Emilio Garcia has lived an American life, one he reflected on as the Fourth of July was approaching. A native of Puerto Rico, he immigrated to the United States in 1953, at age eleven, and settled with an aunt in Bedford Stuyvesant, just over the southern border of Bushwick, on Broadway. He moved to George Street between Knickerbocker and Wilson Avenues in Bushwick in 1964, and has lived on the block ever since. He first lived in a tenement building that once stood at the corner of his block, and in 1989, he was able to buy a home under a special tax abatement program. This was a great time of recovery in the neighborhood following serious blight, he said.
Emilio worked for New York City’s Metropolitan Transportation Authority for 26 years. During that time, he was a motorman for the NYC subway system, driving the J, L, and F lines, and also was a bus driver. He remembered with a smile the day he first drove the DeKalb Avenue bus—“December 12, 1968,” he said.
While talking to me from the other side of the short fence protecting his front yard, his young niece, Ruby, played behind him with Pearl and Lucas, two small dogs, and his sister-in-law Rosa sat in a lawn chair by the front door. Emilio has a warm, round face, and a calm demeanor. Soon his daughter Lisa showed up with her husband, Riaz. They live in Ridgewood, Queens, just a few minutes away by car.
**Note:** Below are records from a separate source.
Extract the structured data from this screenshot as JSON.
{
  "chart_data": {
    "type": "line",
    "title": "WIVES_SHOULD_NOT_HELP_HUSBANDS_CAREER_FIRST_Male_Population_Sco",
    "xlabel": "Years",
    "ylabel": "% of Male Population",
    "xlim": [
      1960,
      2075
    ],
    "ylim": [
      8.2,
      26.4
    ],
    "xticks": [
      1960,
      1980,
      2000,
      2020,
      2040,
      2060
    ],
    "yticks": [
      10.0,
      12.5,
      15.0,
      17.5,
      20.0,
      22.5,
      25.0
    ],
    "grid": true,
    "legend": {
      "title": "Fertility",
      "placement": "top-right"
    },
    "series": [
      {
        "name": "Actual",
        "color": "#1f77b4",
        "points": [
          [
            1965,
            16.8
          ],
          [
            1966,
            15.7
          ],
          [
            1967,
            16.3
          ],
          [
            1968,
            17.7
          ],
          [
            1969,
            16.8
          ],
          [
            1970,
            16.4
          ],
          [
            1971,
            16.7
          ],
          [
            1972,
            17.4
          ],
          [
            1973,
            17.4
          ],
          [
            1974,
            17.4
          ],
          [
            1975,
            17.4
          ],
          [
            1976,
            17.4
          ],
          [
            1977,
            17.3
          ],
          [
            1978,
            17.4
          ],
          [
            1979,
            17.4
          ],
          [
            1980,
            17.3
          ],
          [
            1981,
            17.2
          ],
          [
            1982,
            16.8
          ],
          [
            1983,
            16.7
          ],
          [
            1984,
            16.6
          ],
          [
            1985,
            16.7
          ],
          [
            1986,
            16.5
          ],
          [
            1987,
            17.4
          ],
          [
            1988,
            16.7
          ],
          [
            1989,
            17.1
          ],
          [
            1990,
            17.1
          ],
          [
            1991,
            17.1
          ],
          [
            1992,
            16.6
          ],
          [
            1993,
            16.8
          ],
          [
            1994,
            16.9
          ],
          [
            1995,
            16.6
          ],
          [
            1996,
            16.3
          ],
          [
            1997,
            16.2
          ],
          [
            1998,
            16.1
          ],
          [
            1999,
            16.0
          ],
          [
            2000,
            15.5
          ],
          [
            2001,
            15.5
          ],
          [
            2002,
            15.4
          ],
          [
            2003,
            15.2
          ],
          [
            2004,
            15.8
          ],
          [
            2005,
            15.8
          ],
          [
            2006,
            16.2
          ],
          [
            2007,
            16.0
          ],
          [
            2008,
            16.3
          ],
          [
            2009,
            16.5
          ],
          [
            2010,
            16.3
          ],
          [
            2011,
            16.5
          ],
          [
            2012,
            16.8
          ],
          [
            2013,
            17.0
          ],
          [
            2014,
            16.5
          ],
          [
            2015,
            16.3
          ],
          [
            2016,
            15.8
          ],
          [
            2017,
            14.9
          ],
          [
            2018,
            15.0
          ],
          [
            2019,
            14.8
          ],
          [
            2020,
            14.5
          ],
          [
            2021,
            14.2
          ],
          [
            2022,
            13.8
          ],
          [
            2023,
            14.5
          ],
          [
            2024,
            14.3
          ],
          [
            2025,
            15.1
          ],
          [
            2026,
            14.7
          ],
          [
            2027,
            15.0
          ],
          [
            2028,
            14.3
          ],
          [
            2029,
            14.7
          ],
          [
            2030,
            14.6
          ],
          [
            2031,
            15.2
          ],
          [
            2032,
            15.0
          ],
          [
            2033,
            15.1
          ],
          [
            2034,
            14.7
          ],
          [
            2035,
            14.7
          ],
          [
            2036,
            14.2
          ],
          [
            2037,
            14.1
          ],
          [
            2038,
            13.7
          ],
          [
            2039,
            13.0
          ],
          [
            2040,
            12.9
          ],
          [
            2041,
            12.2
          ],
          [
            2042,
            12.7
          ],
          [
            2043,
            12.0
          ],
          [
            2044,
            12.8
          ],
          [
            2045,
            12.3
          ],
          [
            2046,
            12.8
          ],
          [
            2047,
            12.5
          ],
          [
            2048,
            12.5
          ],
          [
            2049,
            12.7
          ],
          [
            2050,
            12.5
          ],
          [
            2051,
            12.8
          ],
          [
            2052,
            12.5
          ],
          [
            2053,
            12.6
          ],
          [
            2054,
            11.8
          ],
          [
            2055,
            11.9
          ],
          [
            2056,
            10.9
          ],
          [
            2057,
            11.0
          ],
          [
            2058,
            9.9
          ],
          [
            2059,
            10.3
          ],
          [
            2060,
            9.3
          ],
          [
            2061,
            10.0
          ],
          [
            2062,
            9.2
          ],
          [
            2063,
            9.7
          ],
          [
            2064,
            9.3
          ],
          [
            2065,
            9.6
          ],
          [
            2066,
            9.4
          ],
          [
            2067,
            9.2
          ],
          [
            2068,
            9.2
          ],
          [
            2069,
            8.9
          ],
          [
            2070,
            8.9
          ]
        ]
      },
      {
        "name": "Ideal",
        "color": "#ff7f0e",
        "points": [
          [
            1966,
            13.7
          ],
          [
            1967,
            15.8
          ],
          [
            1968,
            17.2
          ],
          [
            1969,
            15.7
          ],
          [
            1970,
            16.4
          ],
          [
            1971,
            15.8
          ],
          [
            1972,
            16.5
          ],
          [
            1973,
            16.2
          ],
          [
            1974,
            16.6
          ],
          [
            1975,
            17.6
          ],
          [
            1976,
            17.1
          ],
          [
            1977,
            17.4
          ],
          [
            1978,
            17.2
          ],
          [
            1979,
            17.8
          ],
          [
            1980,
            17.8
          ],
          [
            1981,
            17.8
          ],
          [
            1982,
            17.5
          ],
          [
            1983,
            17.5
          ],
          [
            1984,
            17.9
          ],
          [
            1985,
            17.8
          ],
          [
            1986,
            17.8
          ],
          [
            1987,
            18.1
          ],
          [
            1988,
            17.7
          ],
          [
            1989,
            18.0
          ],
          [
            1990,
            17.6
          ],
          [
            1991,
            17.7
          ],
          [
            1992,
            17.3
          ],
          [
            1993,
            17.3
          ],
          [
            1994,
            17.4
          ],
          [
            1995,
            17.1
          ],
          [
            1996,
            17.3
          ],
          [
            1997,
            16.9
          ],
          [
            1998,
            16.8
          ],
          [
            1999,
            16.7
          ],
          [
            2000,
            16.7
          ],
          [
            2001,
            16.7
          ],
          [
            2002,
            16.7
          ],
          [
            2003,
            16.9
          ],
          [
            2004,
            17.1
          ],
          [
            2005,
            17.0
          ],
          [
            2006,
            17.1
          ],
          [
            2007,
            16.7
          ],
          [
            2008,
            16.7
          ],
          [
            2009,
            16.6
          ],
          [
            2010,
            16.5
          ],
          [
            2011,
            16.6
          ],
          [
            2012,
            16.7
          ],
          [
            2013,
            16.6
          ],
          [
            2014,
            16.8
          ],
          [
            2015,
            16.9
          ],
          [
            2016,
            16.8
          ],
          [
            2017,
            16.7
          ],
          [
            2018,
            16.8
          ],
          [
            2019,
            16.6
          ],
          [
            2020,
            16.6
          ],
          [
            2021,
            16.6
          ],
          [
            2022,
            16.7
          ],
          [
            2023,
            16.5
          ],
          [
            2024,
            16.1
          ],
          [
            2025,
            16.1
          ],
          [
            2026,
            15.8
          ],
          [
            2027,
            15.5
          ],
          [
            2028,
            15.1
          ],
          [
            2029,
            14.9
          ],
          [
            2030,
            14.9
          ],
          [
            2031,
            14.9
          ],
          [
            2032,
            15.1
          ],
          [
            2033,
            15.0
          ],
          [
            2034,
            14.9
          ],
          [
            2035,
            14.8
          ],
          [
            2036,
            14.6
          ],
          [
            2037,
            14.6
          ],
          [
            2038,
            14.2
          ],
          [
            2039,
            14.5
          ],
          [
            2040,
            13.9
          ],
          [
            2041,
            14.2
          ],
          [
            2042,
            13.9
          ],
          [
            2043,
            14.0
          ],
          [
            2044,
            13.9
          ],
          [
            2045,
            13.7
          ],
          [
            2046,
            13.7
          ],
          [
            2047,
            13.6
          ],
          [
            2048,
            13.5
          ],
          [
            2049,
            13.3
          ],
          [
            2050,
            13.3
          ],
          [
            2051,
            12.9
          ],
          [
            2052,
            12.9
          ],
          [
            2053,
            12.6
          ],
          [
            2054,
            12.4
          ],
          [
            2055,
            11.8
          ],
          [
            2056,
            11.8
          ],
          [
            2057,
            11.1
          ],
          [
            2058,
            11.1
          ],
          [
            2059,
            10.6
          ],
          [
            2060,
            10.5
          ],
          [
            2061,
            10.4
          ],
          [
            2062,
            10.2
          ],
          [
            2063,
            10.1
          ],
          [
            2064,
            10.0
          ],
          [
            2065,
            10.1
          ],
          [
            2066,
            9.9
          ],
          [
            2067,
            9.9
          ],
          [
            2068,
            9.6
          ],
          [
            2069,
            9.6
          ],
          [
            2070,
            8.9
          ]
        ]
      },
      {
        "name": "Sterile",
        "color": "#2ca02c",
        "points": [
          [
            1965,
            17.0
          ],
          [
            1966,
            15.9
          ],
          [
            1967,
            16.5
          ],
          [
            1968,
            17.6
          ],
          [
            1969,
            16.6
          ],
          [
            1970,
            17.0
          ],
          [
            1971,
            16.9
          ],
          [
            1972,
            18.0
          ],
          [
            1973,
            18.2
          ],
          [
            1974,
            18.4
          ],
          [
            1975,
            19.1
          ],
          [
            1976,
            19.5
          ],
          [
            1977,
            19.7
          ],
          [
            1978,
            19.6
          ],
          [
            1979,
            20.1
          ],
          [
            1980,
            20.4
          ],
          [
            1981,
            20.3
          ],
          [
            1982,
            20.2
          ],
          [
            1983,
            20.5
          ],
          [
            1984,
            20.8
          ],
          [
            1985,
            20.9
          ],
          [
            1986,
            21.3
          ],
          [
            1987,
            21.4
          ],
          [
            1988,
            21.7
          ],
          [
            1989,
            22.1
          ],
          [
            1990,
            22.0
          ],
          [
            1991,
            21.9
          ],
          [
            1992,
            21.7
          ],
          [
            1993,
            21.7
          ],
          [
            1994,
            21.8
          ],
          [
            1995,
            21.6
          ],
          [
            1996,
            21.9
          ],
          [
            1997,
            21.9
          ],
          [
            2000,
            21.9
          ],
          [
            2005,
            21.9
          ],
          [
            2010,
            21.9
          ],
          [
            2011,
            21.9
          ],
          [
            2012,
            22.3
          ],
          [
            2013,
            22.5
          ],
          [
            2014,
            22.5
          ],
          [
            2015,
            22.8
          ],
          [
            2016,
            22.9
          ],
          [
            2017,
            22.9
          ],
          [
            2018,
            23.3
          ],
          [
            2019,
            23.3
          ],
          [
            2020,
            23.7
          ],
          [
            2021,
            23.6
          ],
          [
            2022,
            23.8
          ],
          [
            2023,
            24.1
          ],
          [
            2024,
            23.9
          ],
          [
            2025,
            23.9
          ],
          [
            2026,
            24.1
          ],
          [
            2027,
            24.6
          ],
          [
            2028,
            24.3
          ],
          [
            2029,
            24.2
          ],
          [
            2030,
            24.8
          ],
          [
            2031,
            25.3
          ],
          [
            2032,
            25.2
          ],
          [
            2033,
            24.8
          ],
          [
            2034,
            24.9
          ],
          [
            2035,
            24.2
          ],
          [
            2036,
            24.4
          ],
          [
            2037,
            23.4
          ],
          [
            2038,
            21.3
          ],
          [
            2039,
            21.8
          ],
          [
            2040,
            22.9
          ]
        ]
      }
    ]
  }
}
Lisa and her father Emilio share a deep knowledge of the neighborhood. “My dad is considered the ‘Mayor of the Block,’” she said. In fact, Emilio seems to have known every local politician in office since he’s lived in Bushwick, and was personally involved in recruiting and working with a number of them.
After retiring from the MTA, he formed a block association, which he regrets did not survive. He also volunteered on Community Board 4, serving as vice-chair nineteen years ago, and also served as vice chair of the school board for District 32. “Bloomberg eliminated the School Board,” he told me. He and Lisa joked that since Mayor DeBlasio has friends in Brooklyn, the Fourth of July fireworks are back on the East River this year.
On the Fourth of July, “if it doesn’t rain,” Emilio tells me, he and his family will have a big barbeque in the front yard. There was a large barbeque grill in place already. “There are always lots of people coming by,” Riaz said. The real cause for celebration will be his grandson Adam’s second birthday. Lisa and Riaz’s son is not a Fourth of July baby, but the family is using the occasion to bring friends together.
Now 72, Emilio spends most of his time at his home in Titusville, Florida, but likes to return to Bushwick for part of the summer. “We call him the hurricane,” Lisa jokes. “Watch out when he comes to town.”